Referring now to FIG. 1, a simplified process flow diagram for the azeotropic heat recovery similar to that as described in the '136 patent is illustrated. Crude styrene from the dehydrogenation reactor (or upstream separations) is fed via flow line 10 to the EB/SM splitter 12. Styrene product is recovered as a bottoms fraction 14, and ethylbenzene, possibly along with other impurities such as benzene, toluene, and xylenes (BTX), are recovered as an overheads fraction 16. The overheads fraction 16 is condensed via indirect heat exchange with ethylbenzene (recycle and/or fresh) and water (such as condensate recovered from the dehydrogenation product), fed via flow line 18, in azeotropic vaporizer 20. The condensed overhead fraction is recovered from azeotropic vaporizer 20 via flow line 22, a portion of which may be used for column reflux, and a portion of which may be fed to downstream processes (not shown), such as for the recovery of BTX when these components are not separated upstream of the EB/SM splitter. The vaporized azeotropic mixture of EB and water is recovered from azeotropic vaporizer 20 via flow line 24 for feed to the dehydrogenation reaction zone (not illustrated).

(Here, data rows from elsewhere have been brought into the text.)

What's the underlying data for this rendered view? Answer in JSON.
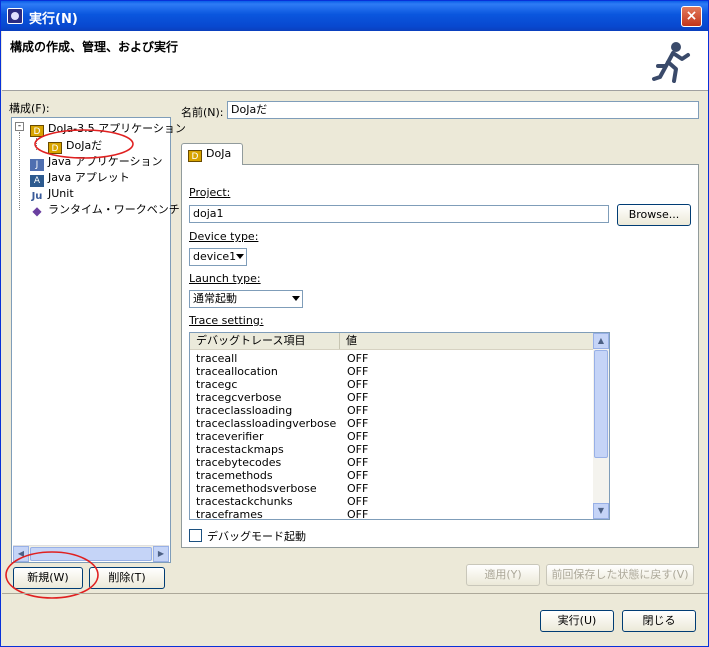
{
  "window": {
    "title": "実行(N)",
    "close": "×"
  },
  "banner": {
    "title": "構成の作成、管理、および実行"
  },
  "tree": {
    "label": "構成(F):",
    "items": [
      {
        "label": "DoJa-3.5 アプリケーション",
        "icon": "doja-icon"
      },
      {
        "label": "DoJaだ",
        "icon": "doja-icon"
      },
      {
        "label": "Java アプリケーション",
        "icon": "java-app-icon"
      },
      {
        "label": "Java アプレット",
        "icon": "java-applet-icon"
      },
      {
        "label": "JUnit",
        "icon": "junit-icon"
      },
      {
        "label": "ランタイム・ワークベンチ",
        "icon": "runtime-workbench-icon"
      }
    ]
  },
  "buttons": {
    "new": "新規(W)",
    "delete": "削除(T)",
    "apply": "適用(Y)",
    "revert": "前回保存した状態に戻す(V)",
    "run": "実行(U)",
    "close": "閉じる",
    "browse": "Browse..."
  },
  "name": {
    "label": "名前(N):",
    "value": "DoJaだ"
  },
  "tab": {
    "label": "DoJa"
  },
  "form": {
    "project_label": "Project:",
    "project_value": "doja1",
    "device_label": "Device type:",
    "device_value": "device1",
    "launch_label": "Launch type:",
    "launch_value": "通常起動",
    "trace_label": "Trace setting:",
    "debug_checkbox": "デバッグモード起動"
  },
  "trace_table": {
    "columns": [
      "デバッグトレース項目",
      "値"
    ],
    "rows": [
      [
        "traceall",
        "OFF"
      ],
      [
        "traceallocation",
        "OFF"
      ],
      [
        "tracegc",
        "OFF"
      ],
      [
        "tracegcverbose",
        "OFF"
      ],
      [
        "traceclassloading",
        "OFF"
      ],
      [
        "traceclassloadingverbose",
        "OFF"
      ],
      [
        "traceverifier",
        "OFF"
      ],
      [
        "tracestackmaps",
        "OFF"
      ],
      [
        "tracebytecodes",
        "OFF"
      ],
      [
        "tracemethods",
        "OFF"
      ],
      [
        "tracemethodsverbose",
        "OFF"
      ],
      [
        "tracestackchunks",
        "OFF"
      ],
      [
        "traceframes",
        "OFF"
      ]
    ]
  },
  "colors": {
    "titlebar": "#0a56de",
    "annotation": "#e02020",
    "face": "#ece9d8"
  }
}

The weight ratio of EB and water vapor in stream 24 is commonly referred to as the Primary Steam to Oil weight ratio in the dehydrogenation reaction area. (PS/Oil weight ratio). This configuration, as described in the '136 patent, saves the energy associated with the boiling of EB and water as this mixture is vaporized against EB/SM Separation column overhead vapor, which would otherwise be condensed using cooling water.
Referring now to FIG. 2, a simplified flow diagram for a typical configuration for the dehydration reaction area is illustrated. SM is manufactured by dehydrogenating the EB feed, which is an endothermic reaction. The vaporized azeotropic mixture of EB and water is fed via flow line 24 to the reaction zone, which may include two to four dehydrogenation reactors 26, 28. The effluent from each reactor 26 may be reheated using steam before entering the next reactor 26 or final reactor 28. The steam used for reheating the reactor effluents is commonly referred to as Main Steam (MS), which is provided from a steam superheater 30 via flow line 32 and eventually enters at the inlet 34 of the first reactor 26 along with the PS/Oil (vaporized EB/water) mixture, which may also be preheated against the effluent from final reactor 28 in exchanger 36.
As noted in the background of the '136 patent, the focus in the industry may fluctuate periodically between energy efficiency and catalyst developments, among other concerns. However, improvements in these distinct areas may affect the overall process. For example, new catalysts are available, and others may be in development, which allow operation of the dehydrogenation reactor at lower overall steam to oil weight ratios ((MS+PS)/oil). For example, new catalysts being developed may allow for operation at an overall steam to oil weight ratio of 0.9 to 1.0, or even lower.
The azeotropic vaporization of the ethylbenzene-water mixture, at conditions suitable for cross-exchange with the overheads from the EB/SM splitter, provides only a limited variability in the control of the PS/Oil weight ratio of the vaporized azeotropic mixture. As a result, operation at lower overall steam to oil weight ratios would require a decrease in the amount of main steam (MS). However, decreasing the amount of main steam impacts the reheating of reactor effluents between the reaction stages. Thus, with a smaller amount of MS, higher furnace and transfer line temperatures are required as the same reaction heat needs to be provided (for equivalent SM production rates). However, at overall S/O weight ratios of 1.0 or lower, the temperatures needed to provide the required heat may exceed the current metallurgical limitations of the heater coils 38 as well as the associated transfer lines.